Dispatchers working hard to improve 911 services
By Pat Maurer
“I want to thank the citizens of Clare County for continuing to trust in this dispatch center to support them and help provide for their security,” said Dispatch Supervisor Tom Brubaker. “Our job is making sure the community is safe. We want to make improvements that are a benefit to them.”
“We are trying to improve our operations and rectify some problems we have had in previous years,” he said.
With that in mind, Brubaker said they have developed a new survey on www.clareco.net/911. “The public is encouraged to go to the site and fill out the form and ‘rate us’ on our services through 911. Whether it is for a job well done or a complaint, we want to hear about it.”
Brubaker has been on the job since last February, and officially since May, and has been a dispatcher with 911 since 2002.
One of the newest things available for the community he said is NIXLE. “There is a link at clareco.net website and anyone in the county can sign up – it’s free – and get messages about weather conditions, road closures, emergencies, and during the hot summer months, receive notification of ‘cooling houses’ which are available for seniors in the area.”
He said there are currently 184 people who have signed up for the new notification program.
Their website also has a Neighborhood Watch Sheet that can be filled out with a person’s house description, cross streets or anything that would help an emergency vehicle find a home.
The website also has information about the department and staff, a list of agencies they serve, information on understanding 911, options, dos and don’ts, advisory board members, contact information and even a Clare County Wrecker Service Complaint form.
They are also on Facebook at facebook.com/ClareCountyCentralDispatch.
Something new mandated by the Federal government by August of 2015 is the “Next Generation 911 or NG911.” The new program will allow a person to send text messages and even stream videos from their cell phones.

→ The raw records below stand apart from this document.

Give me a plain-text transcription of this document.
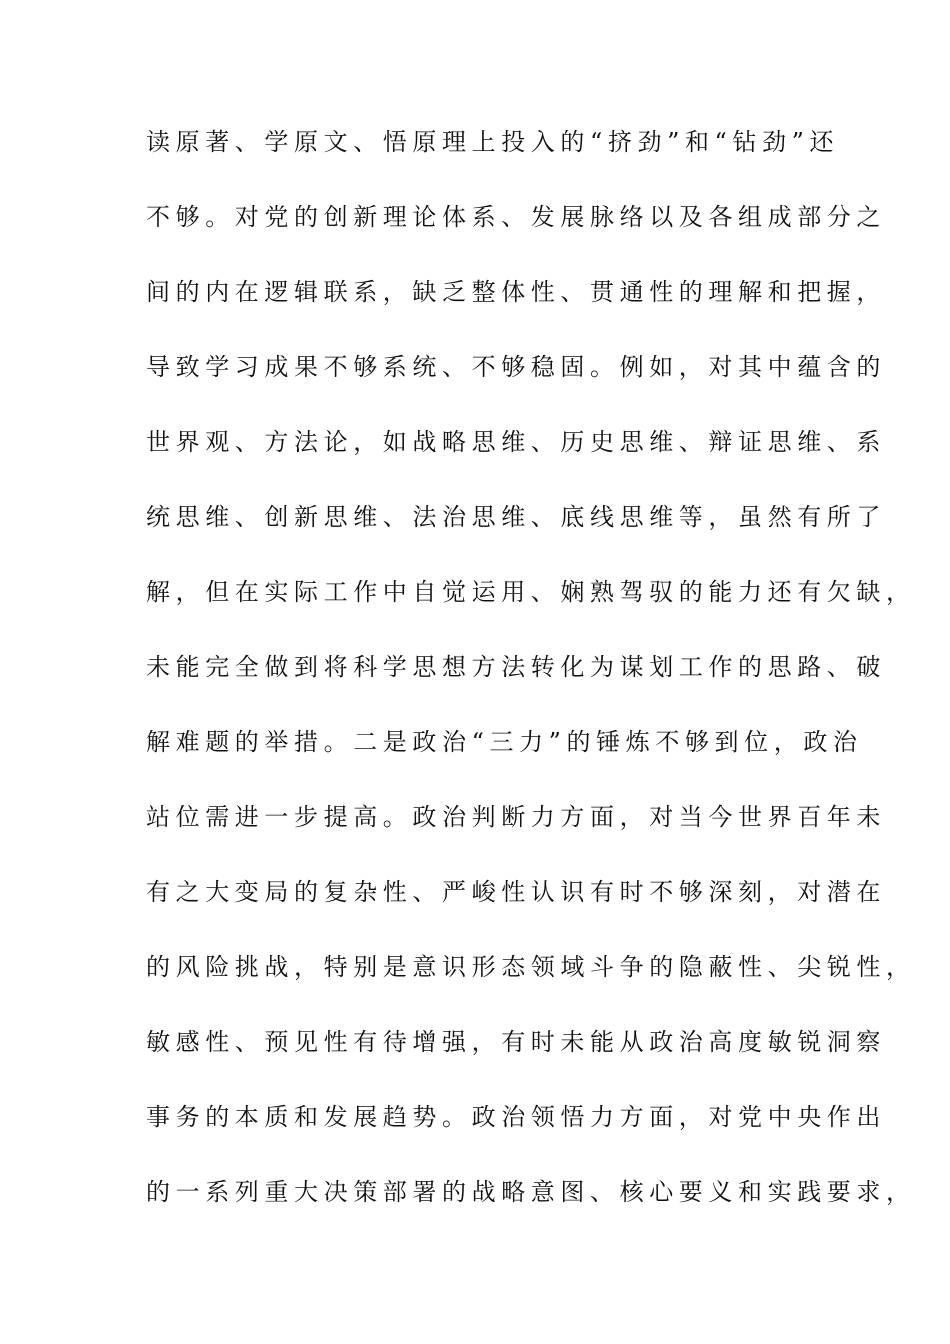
读原著、学原文、悟原理上投入的“挤劲”和“钻劲”还
不够。对党的创新理论体系、发展脉络以及各组成部分之
间的内在逻辑联系，缺乏整体性、贯通性的理解和把握，
导致学习成果不够系统、不够稳固。例如，对其中蕴含的
世界观、方法论，如战略思维、历史思维、辩证思维、系
统思维、创新思维、法治思维、底线思维等，虽然有所了
解，但在实际工作中自觉运用、娴熟驾驭的能力还有欠缺，
未能完全做到将科学思想方法转化为谋划工作的思路、破
解难题的举措。二是政治“三力”的锤炼不够到位，政治
站位需进一步提高。政治判断力方面，对当今世界百年未
有之大变局的复杂性、严峻性认识有时不够深刻，对潜在
的风险挑战，特别是意识形态领域斗争的隐蔽性、尖锐性，
敏感性、预见性有待增强，有时未能从政治高度敏锐洞察
事务的本质和发展趋势。政治领悟力方面，对党中央作出
的一系列重大决策部署的战略意图、核心要义和实践要求，
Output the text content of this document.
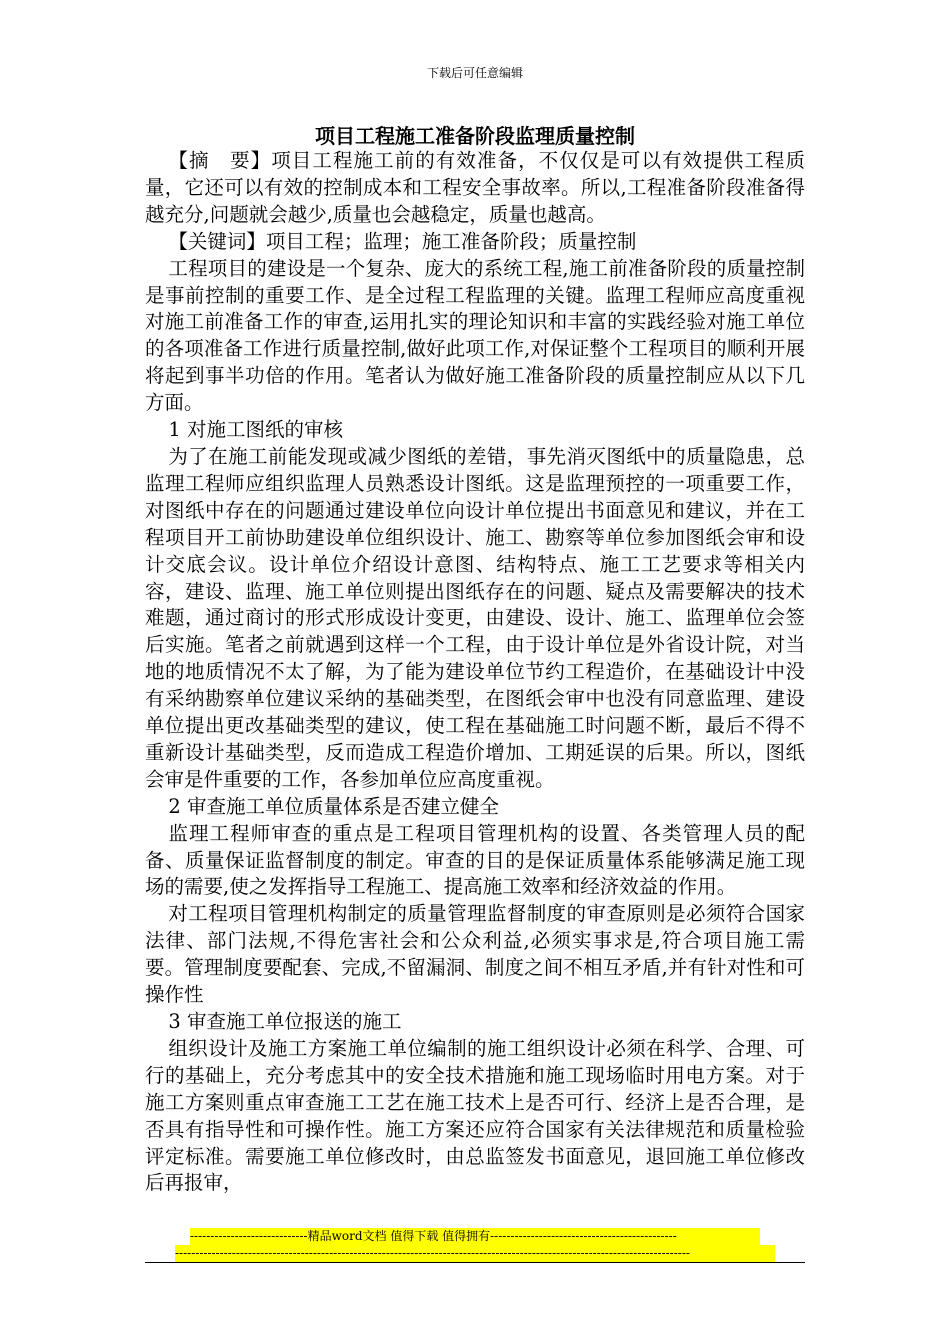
下载后可任意编辑
项目工程施工准备阶段监理质量控制

【摘　要】项目工程施工前的有效准备，不仅仅是可以有效提供工程质量，它还可以有效的控制成本和工程安全事故率。所以,工程准备阶段准备得越充分,问题就会越少,质量也会越稳定，质量也越高。

【关键词】项目工程；监理；施工准备阶段；质量控制

工程项目的建设是一个复杂、庞大的系统工程,施工前准备阶段的质量控制是事前控制的重要工作、是全过程工程监理的关键。监理工程师应高度重视对施工前准备工作的审查,运用扎实的理论知识和丰富的实践经验对施工单位的各项准备工作进行质量控制,做好此项工作,对保证整个工程项目的顺利开展将起到事半功倍的作用。笔者认为做好施工准备阶段的质量控制应从以下几方面。

1 对施工图纸的审核

为了在施工前能发现或减少图纸的差错，事先消灭图纸中的质量隐患，总监理工程师应组织监理人员熟悉设计图纸。这是监理预控的一项重要工作，对图纸中存在的问题通过建设单位向设计单位提出书面意见和建议，并在工程项目开工前协助建设单位组织设计、施工、勘察等单位参加图纸会审和设计交底会议。设计单位介绍设计意图、结构特点、施工工艺要求等相关内容，建设、监理、施工单位则提出图纸存在的问题、疑点及需要解决的技术难题，通过商讨的形式形成设计变更，由建设、设计、施工、监理单位会签后实施。笔者之前就遇到这样一个工程，由于设计单位是外省设计院，对当地的地质情况不太了解，为了能为建设单位节约工程造价，在基础设计中没有采纳勘察单位建议采纳的基础类型，在图纸会审中也没有同意监理、建设单位提出更改基础类型的建议，使工程在基础施工时问题不断，最后不得不重新设计基础类型，反而造成工程造价增加、工期延误的后果。所以，图纸会审是件重要的工作，各参加单位应高度重视。

2 审查施工单位质量体系是否建立健全

监理工程师审查的重点是工程项目管理机构的设置、各类管理人员的配备、质量保证监督制度的制定。审查的目的是保证质量体系能够满足施工现场的需要,使之发挥指导工程施工、提高施工效率和经济效益的作用。

对工程项目管理机构制定的质量管理监督制度的审查原则是必须符合国家法律、部门法规,不得危害社会和公众利益,必须实事求是,符合项目施工需要。管理制度要配套、完成,不留漏洞、制度之间不相互矛盾,并有针对性和可操作性

3 审查施工单位报送的施工

组织设计及施工方案施工单位编制的施工组织设计必须在科学、合理、可行的基础上，充分考虑其中的安全技术措施和施工现场临时用电方案。对于施工方案则重点审查施工工艺在施工技术上是否可行、经济上是否合理，是否具有指导性和可操作性。施工方案还应符合国家有关法律规范和质量检验评定标准。需要施工单位修改时，由总监签发书面意见，退回施工单位修改后再报审，

-----------------------------精品word文档 值得下载 值得拥有----------------------------------------------
-------------------------------------------------------------------------------------------------------------------------------
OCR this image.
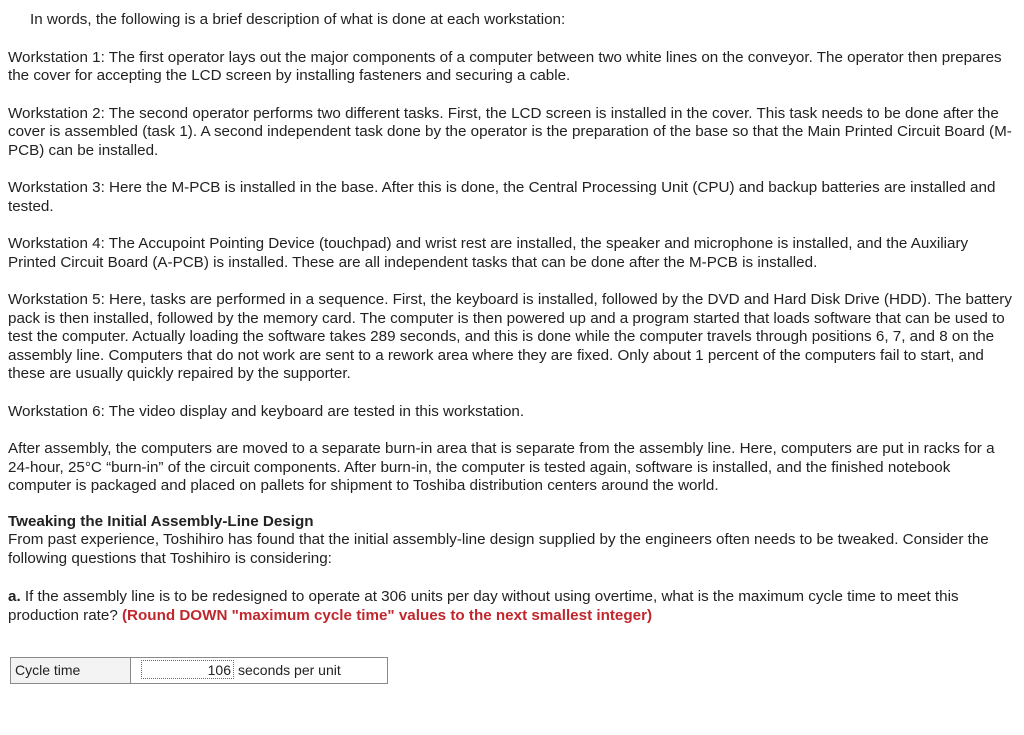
In words, the following is a brief description of what is done at each workstation:

Workstation 1: The first operator lays out the major components of a computer between two white lines on the conveyor. The operator then prepares the cover for accepting the LCD screen by installing fasteners and securing a cable.

Workstation 2: The second operator performs two different tasks. First, the LCD screen is installed in the cover. This task needs to be done after the cover is assembled (task 1). A second independent task done by the operator is the preparation of the base so that the Main Printed Circuit Board (M-PCB) can be installed.

Workstation 3: Here the M-PCB is installed in the base. After this is done, the Central Processing Unit (CPU) and backup batteries are installed and tested.

Workstation 4: The Accupoint Pointing Device (touchpad) and wrist rest are installed, the speaker and microphone is installed, and the Auxiliary Printed Circuit Board (A-PCB) is installed. These are all independent tasks that can be done after the M-PCB is installed.

Workstation 5: Here, tasks are performed in a sequence. First, the keyboard is installed, followed by the DVD and Hard Disk Drive (HDD). The battery pack is then installed, followed by the memory card. The computer is then powered up and a program started that loads software that can be used to test the computer. Actually loading the software takes 289 seconds, and this is done while the computer travels through positions 6, 7, and 8 on the assembly line. Computers that do not work are sent to a rework area where they are fixed. Only about 1 percent of the computers fail to start, and these are usually quickly repaired by the supporter.

Workstation 6: The video display and keyboard are tested in this workstation.

After assembly, the computers are moved to a separate burn-in area that is separate from the assembly line. Here, computers are put in racks for a 24-hour, 25°C “burn-in” of the circuit components. After burn-in, the computer is tested again, software is installed, and the finished notebook computer is packaged and placed on pallets for shipment to Toshiba distribution centers around the world.

Tweaking the Initial Assembly-Line Design

From past experience, Toshihiro has found that the initial assembly-line design supplied by the engineers often needs to be tweaked. Consider the following questions that Toshihiro is considering:

a. If the assembly line is to be redesigned to operate at 306 units per day without using overtime, what is the maximum cycle time to meet this production rate? (Round DOWN "maximum cycle time" values to the next smallest integer)

Cycle time	106 seconds per unit
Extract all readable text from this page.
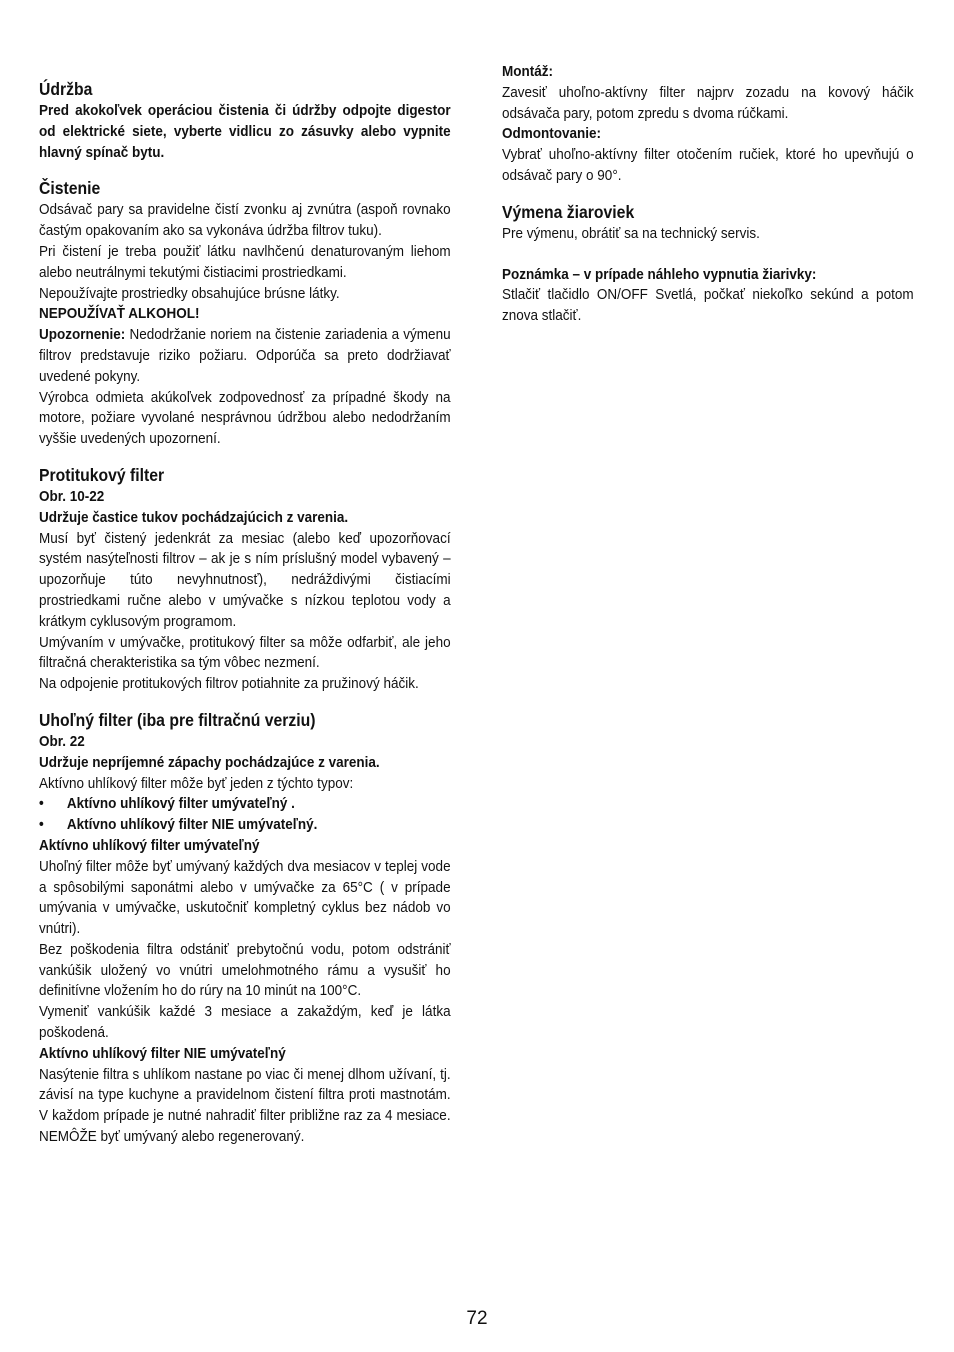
Údržba

Pred akokoľvek operáciou čistenia či údržby odpojte digestor od elektrické siete, vyberte vidlicu zo zásuvky alebo vypnite hlavný spínač bytu.

Čistenie

Odsávač pary sa pravidelne čistí zvonku aj zvnútra (aspoň rovnako častým opakovaním ako sa vykonáva údržba filtrov tuku).

Pri čistení je treba použiť látku navlhčenú denaturovaným liehom alebo neutrálnymi tekutými čistiacimi prostriedkami.

Nepoužívajte prostriedky obsahujúce brúsne látky.

NEPOUŽÍVAŤ ALKOHOL!

Upozornenie: Nedodržanie noriem na čistenie zariadenia a výmenu filtrov predstavuje riziko požiaru. Odporúča sa preto dodržiavať uvedené pokyny.

Výrobca odmieta akúkoľvek zodpovednosť za prípadné škody na motore, požiare vyvolané nesprávnou údržbou alebo nedodržaním vyššie uvedených upozornení.

Protitukový filter

Obr. 10-22

Udržuje častice tukov pochádzajúcich z varenia.

Musí byť čistený jedenkrát za mesiac (alebo keď upozorňovací systém nasýteľnosti filtrov – ak je s ním príslušný model vybavený – upozorňuje túto nevyhnutnosť), nedráždivými čistiacími prostriedkami ručne alebo v umývačke s nízkou teplotou vody a krátkym cyklusovým programom.

Umývaním v umývačke, protitukový filter sa môže odfarbiť, ale jeho filtračná cherakteristika sa tým vôbec nezmení.

Na odpojenie protitukových filtrov potiahnite za pružinový háčik.

Uhoľný filter (iba pre filtračnú verziu)

Obr. 22

Udržuje nepríjemné zápachy pochádzajúce z varenia.

Aktívno uhlíkový filter môže byť jeden z týchto typov:

•	Aktívno uhlíkový filter umývateľný .

•	Aktívno uhlíkový filter NIE umývateľný.

Aktívno uhlíkový filter umývateľný

Uhoľný filter môže byť umývaný každých dva mesiacov v teplej vode a spôsobilými saponátmi alebo v umývačke za 65°C ( v prípade umývania v umývačke, uskutočniť kompletný cyklus bez nádob vo vnútri).

Bez poškodenia filtra odstániť prebytočnú vodu, potom odstrániť vankúšik uložený vo vnútri umelohmotného rámu a vysušiť ho definitívne vložením ho do rúry na 10 minút na 100°C.

Vymeniť vankúšik každé 3 mesiace a zakaždým, keď je látka poškodená.

Aktívno uhlíkový filter NIE umývateľný

Nasýtenie filtra s uhlíkom nastane po viac či menej dlhom užívaní, tj. závisí na type kuchyne a pravidelnom čistení filtra proti mastnotám. V každom prípade je nutné nahradiť filter približne raz za 4 mesiace. NEMÔŽE byť umývaný alebo regenerovaný.

Montáž:

Zavesiť uhoľno-aktívny filter najprv zozadu na kovový háčik odsávača pary, potom zpredu s dvoma rúčkami.

Odmontovanie:

Vybrať uhoľno-aktívny filter otočením ručiek, ktoré ho upevňujú o odsávač pary o 90°.

Výmena žiaroviek

Pre výmenu, obrátiť sa na technický servis.

Poznámka – v prípade náhleho vypnutia žiarivky:

Stlačiť tlačidlo ON/OFF Svetlá, počkať niekoľko sekúnd a potom znova stlačiť.

72
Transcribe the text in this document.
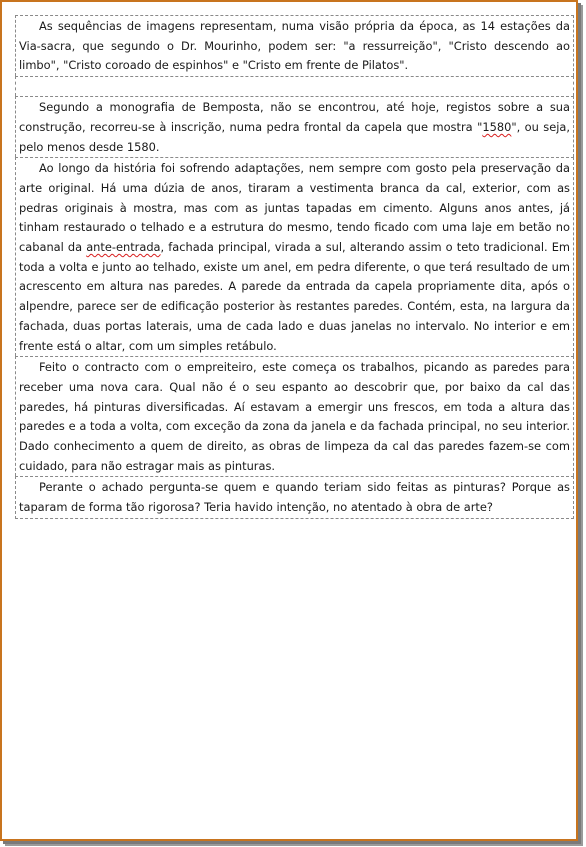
As sequências de imagens representam, numa visão própria da época, as 14 estações da Via-sacra, que segundo o Dr. Mourinho, podem ser: "a ressurreição", "Cristo descendo ao limbo", "Cristo coroado de espinhos" e "Cristo em frente de Pilatos".

Segundo a monografia de Bemposta, não se encontrou, até hoje, registos sobre a sua construção, recorreu-se à inscrição, numa pedra frontal da capela que mostra "1580", ou seja, pelo menos desde 1580.

Ao longo da história foi sofrendo adaptações, nem sempre com gosto pela preservação da arte original. Há uma dúzia de anos, tiraram a vestimenta branca da cal, exterior, com as pedras originais à mostra, mas com as juntas tapadas em cimento. Alguns anos antes, já tinham restaurado o telhado e a estrutura do mesmo, tendo ficado com uma laje em betão no cabanal da ante-entrada, fachada principal, virada a sul, alterando assim o teto tradicional. Em toda a volta e junto ao telhado, existe um anel, em pedra diferente, o que terá resultado de um acrescento em altura nas paredes. A parede da entrada da capela propriamente dita, após o alpendre, parece ser de edificação posterior às restantes paredes. Contém, esta, na largura da fachada, duas portas laterais, uma de cada lado e duas janelas no intervalo. No interior e em frente está o altar, com um simples retábulo.

Feito o contracto com o empreiteiro, este começa os trabalhos, picando as paredes para receber uma nova cara. Qual não é o seu espanto ao descobrir que, por baixo da cal das paredes, há pinturas diversificadas. Aí estavam a emergir uns frescos, em toda a altura das paredes e a toda a volta, com exceção da zona da janela e da fachada principal, no seu interior. Dado conhecimento a quem de direito, as obras de limpeza da cal das paredes fazem-se com cuidado, para não estragar mais as pinturas.

Perante o achado pergunta-se quem e quando teriam sido feitas as pinturas? Porque as taparam de forma tão rigorosa? Teria havido intenção, no atentado à obra de arte?
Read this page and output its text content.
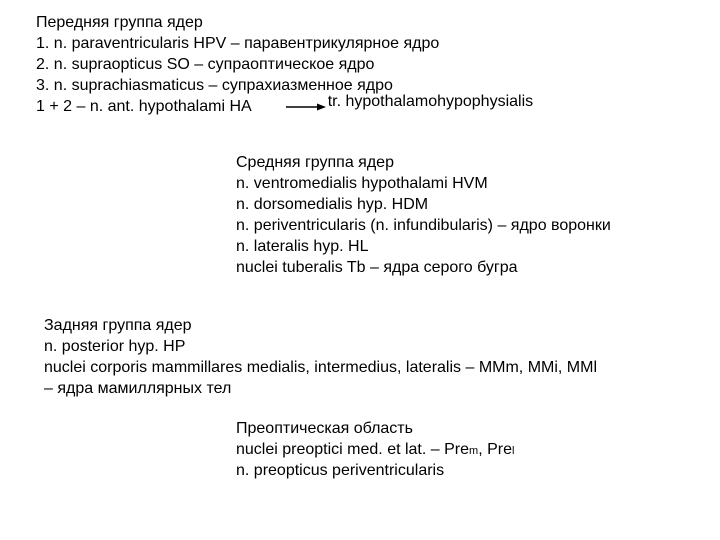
Передняя группа ядер
1. n. paraventricularis HPV – паравентрикулярное ядро
2. n. supraopticus SO – супраоптическое ядро
3. n. suprachiasmaticus – супрахиазменное ядро
1 + 2 – n. ant. hypothalami HA	tr. hypothalamohypophysialis
Средняя группа ядер
n. ventromedialis hypothalami HVM
n. dorsomedialis hyp. HDM
n. periventricularis (n. infundibularis) – ядро воронки
n. lateralis hyp. HL
nuclei tuberalis Tb – ядра серого бугра
Задняя группа ядер
n. posterior hyp. HP
nuclei corporis mammillares medialis, intermedius, lateralis – MMm, MMi, MMl
– ядра мамиллярных тел
Преоптическая область
nuclei preoptici med. et lat. – Prem, Prel
n. preopticus periventricularis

The Intrado Viper 911 system, with GIS (Geographic Information System) capability, has been in use since August of 2012. “The old version we had didn’t have that,” Brubaker said. “No when a call comes in we can pinpoint the location to within 250 meters (750 feet).
Working with Brubaker are eight full-time dispatchers for year-round 24/7 coverage. He said two new part-time dispatchers are finishing up some of their training now.
Each dispatcher completes 40 hours of schooling and four months of on-the-job training. “We are currently undermanned, but we are working on that,” he said. Dispatchers currently work on rotating 12 hour shifts which allow one day off every weekend, although it is not the same day each time.
Brubaker said the department also answers calls for deputies, State Police and Clare City Police. “We answered more than 41,000 calls last year,” he said. “There were 9,640 911 calls and about 3,000 of those were actual emergencies.” He added, “People call 911 for a lot of reasons including barking dogs. That is one of the most common non-emergency calls we get.”
He said that other than the new part-time dispatchers, the lowest seniority there is six years and the longest is 14 years.
Their Mission Statement is: “To serve as The Vital Link between citizens and public safety agencies, by providing professional and quality service thereby enhancing the safety of the people in Clare County. Our daily goal is to understand the unique needs of each call and deploy the appropriate response in a timely fashion. We will be lifelong learners, accepting our responsibilities, challenges and necessary changes with a willing attitude as required by our profession.”
Brewbaker said, “It is a tough job for our people, but they do it because they like helping people.”